A homossexualidade, por exemplo, “é um comportamento muito difundido e diversificado entre os animais”, não apenas os primatas, mas também os golfinhos, as ovelhas, os pinguins e até mesmo as baratas e os sapos. “O amplexo entre os sapos machos é amplamente notado e pode ser devido à dificuldade de distinguir um sexo do outro” (p. 13). A confusão de ideias é extrema. Quando a filosofia perene fala de lei natural, ela se refere não ao que existe na natureza, mas ao que está de acordo com a natureza humana. Enquanto os animais tendem para seu fim e o alcançam por instinto, o homem, embora tenha instinto em comum com os animais, diferentemente deles é dotado de razão, que o guia para seu fim último; um fim que não é inerente à natureza, mas a transcende. A lei natural do homem nada mais é, portanto, do que uma lei racional. Agir de acordo com a natureza não significa seguir os próprios instintos, como os animais, mas agir de acordo com a razão. E agir de acordo com a razão significa alinhar o comportamento com uma lei racional que também está impressa em nossa natureza, de modo que não sofremos essa lei como uma imposição externa, mas a encontramos dentro de nós mesmos e, ao encontrá-la, realizamos nossa identidade mais profunda.
Caso contrário, por que não admitir, por exemplo, a possibilidade de incesto ou de muitas outras perversões amplamente praticadas por animais?
Mas a MicroMega prossegue, dando a palavra a outro intelectual ultraprogressista, Stefano Petrucciani, que justifica o ataque à família referindo-se ao colega de Marx, Friedrich Engels, tentando demonstrar que “a família patriarcal burguesa é uma instituição completamente histórica e contingente, destinada a ser superada juntamente com a sociedade da qual constitui um elemento orgânico” (p. 39).
Essas são as ideias da infame obra A origem da família, da propriedade privada e do Estado (1884) de Engels, que pretende demonstrar que a família é uma entidade puramente histórica e, portanto, efêmera, destinada a desaparecer. Na perspectiva de Marx e Engels, tudo o que existe é matéria animada por um movimento contínuo; nada é estável, mas tudo muda, tudo se transforma, num perpétuo devir. A família, segundo os dois teóricos do comunismo, é uma superestrutura destinada a ficar para trás na passagem da sociedade burguesa para uma sociedade anárquica sem Estado nem instituições sociais de qualquer tipo.
Neste ponto, fica claro que há uma guerra aberta entre duas concepções de mundo: de um lado, aqueles que se baseiam na doutrina social da Igreja e na philosophia perennis ; do outro lado, os sofistas, os subversivos intelectuais, os utopistas que querem transformar a realidade em um pesadelo.

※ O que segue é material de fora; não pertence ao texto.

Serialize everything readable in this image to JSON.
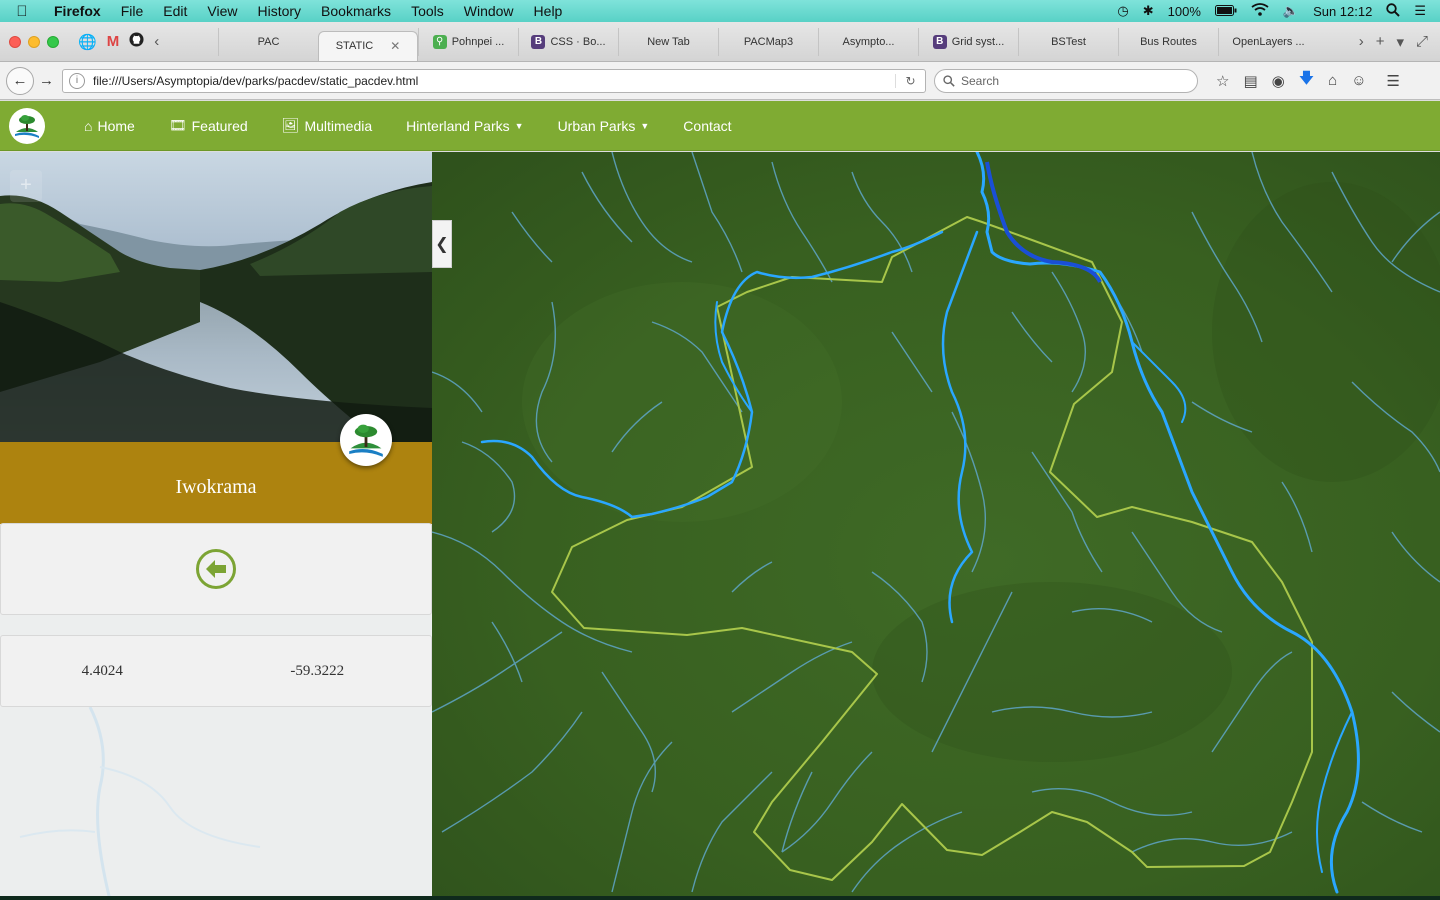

O cardeal Carlo Caffarra lembrou-se de ter recebido da Irmã Lúcia de Fátima uma longa carta escrita à mão que terminava com estas palavras: “Padre, chegará um momento em que a batalha decisiva entre o reino de Cristo e Satanás será sobre o casamento e a família. E aqueles que trabalham para o bem da família experimentarão perseguição e tribulação. Mas não há necessidade de ter medo, porque Nossa Senhora já esmagou sua cabeça.” O que mais há para dizer?